My cover was unraveled at the same time Abdullah and I were purchasing our home in Virginia. Central Cover Staff advised me that the mortgage application had to reflect my CIA employment since the record changes had gone into immediate effect. Plus, a mortgage required a lot of legal documentation that had to be correct and truthful. I had a window of about 14 hours to share my revelations with him.
As a newly married couple we were shy, loving and always warm around each other. I loved how he would enter our home, put his briefcase in the foyer, open his arms wide and holler “Honey, I’m home!” I’d always come running and fling myself in his arms. It didn’t matter we were not teenagers although our love for each other radiated like innocent children. One of the first things he asked the day he knew I had some “resignation meetings” was how did they go? Without any further ado I took his hand and led him to the couch. Sitting down and holding his hand I told him, “Honey, we’ve got to talk.”
Abdullah squeezed my hand in assurance and simply looked in to my eyes waiting for me to speak. His face held no expression. I began by apologizing that there were things I had not shared and had never thought I’d share. Things that would never affect my love, honor or desire for him. Then I just pretty much blurted it out and told him that I had never been a real diplomat. I had actually been an undercover operative, an intelligence officer, a spy for the past 20 years. He was amazing. He looked at me, kissed my forehead and simply said, “Carol Ann Fleming, I married YOU; not your career or former career. I am proud to learn how you served your country.”
Abdullah never wanted details about my career with the CIA. While we did not hide my true employment when necessary it was not something that was brought up as a topic of conversation either. We chose to maintain with our diverse friends and contacts from around the world that I also had served in the diplomatic corps.

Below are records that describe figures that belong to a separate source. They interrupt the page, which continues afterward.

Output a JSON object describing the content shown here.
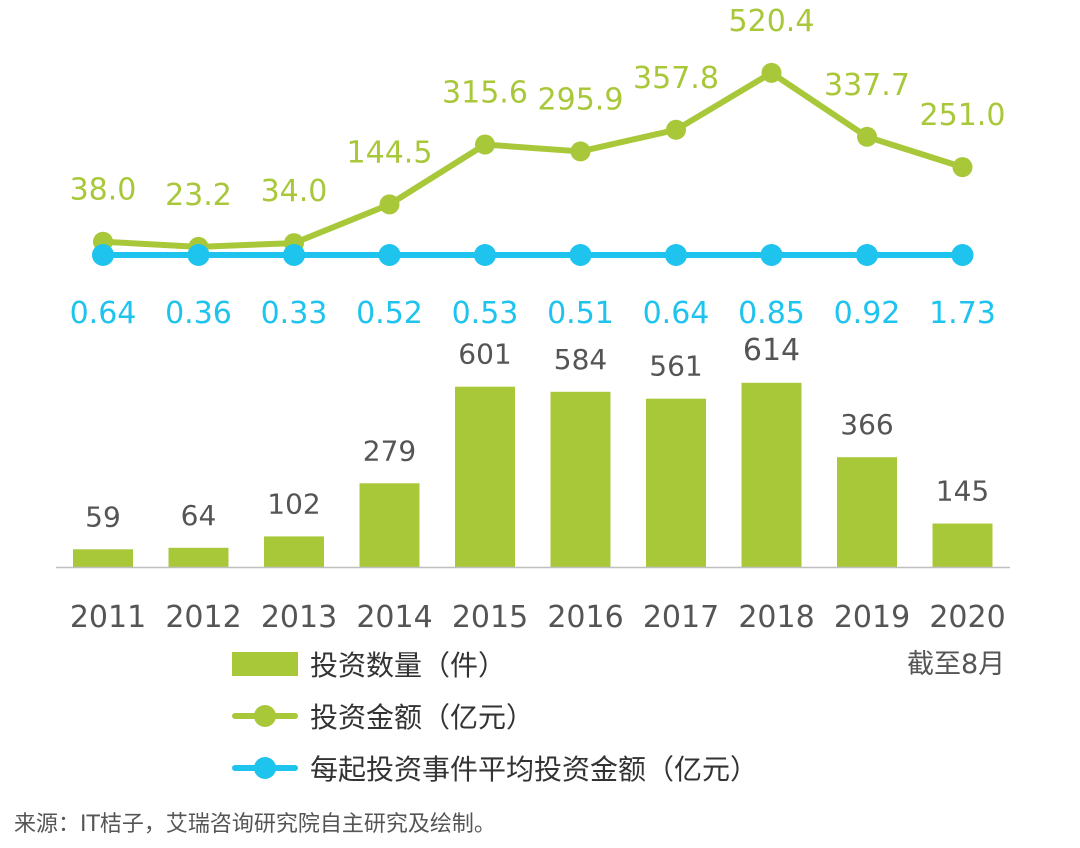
{
  "chart_data": {
    "type": "bar",
    "categories": [
      "2011",
      "2012",
      "2013",
      "2014",
      "2015",
      "2016",
      "2017",
      "2018",
      "2019",
      "2020"
    ],
    "category_note": "截至8月",
    "series": [
      {
        "name": "投资数量（件）",
        "type": "bar",
        "values": [
          59,
          64,
          102,
          279,
          601,
          584,
          561,
          614,
          366,
          145
        ],
        "color": "#a8c83a"
      },
      {
        "name": "投资金额（亿元）",
        "type": "line",
        "values": [
          38.0,
          23.2,
          34.0,
          144.5,
          315.6,
          295.9,
          357.8,
          520.4,
          337.7,
          251.0
        ],
        "labels": [
          "38.0",
          "23.2",
          "34.0",
          "144.5",
          "315.6",
          "295.9",
          "357.8",
          "520.4",
          "337.7",
          "251.0"
        ],
        "color": "#a8c83a"
      },
      {
        "name": "每起投资事件平均投资金额（亿元）",
        "type": "line",
        "values": [
          0.64,
          0.36,
          0.33,
          0.52,
          0.53,
          0.51,
          0.64,
          0.85,
          0.92,
          1.73
        ],
        "labels": [
          "0.64",
          "0.36",
          "0.33",
          "0.52",
          "0.53",
          "0.51",
          "0.64",
          "0.85",
          "0.92",
          "1.73"
        ],
        "color": "#1ec3ee"
      }
    ],
    "title": "",
    "xlabel": "",
    "ylabel": "",
    "grid": false,
    "legend_position": "bottom"
  },
  "source": "来源：IT桔子，艾瑞咨询研究院自主研究及绘制。",
  "colors": {
    "green": "#a8c83a",
    "blue": "#1ec3ee",
    "axis": "#bfbfbf",
    "text": "#555555"
  }
}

There were no reasons to state otherwise. Whether Abdullah had to report the identity of my true (former) employer I do not know. When it came to career issues, we always respected each other’s privacy.
Individuals and officials from both countries and third countries often times seemed to not know how to take Abdullah and I. We came from such very different backgrounds and cultures yet fit together like two peas in a pod. The girl who came from where oil was first discovered finally met her Prince whose Kingdom reigns over OPEC. We learned our roots, values and goals in life were the best foundation to build new roots and beginnings together.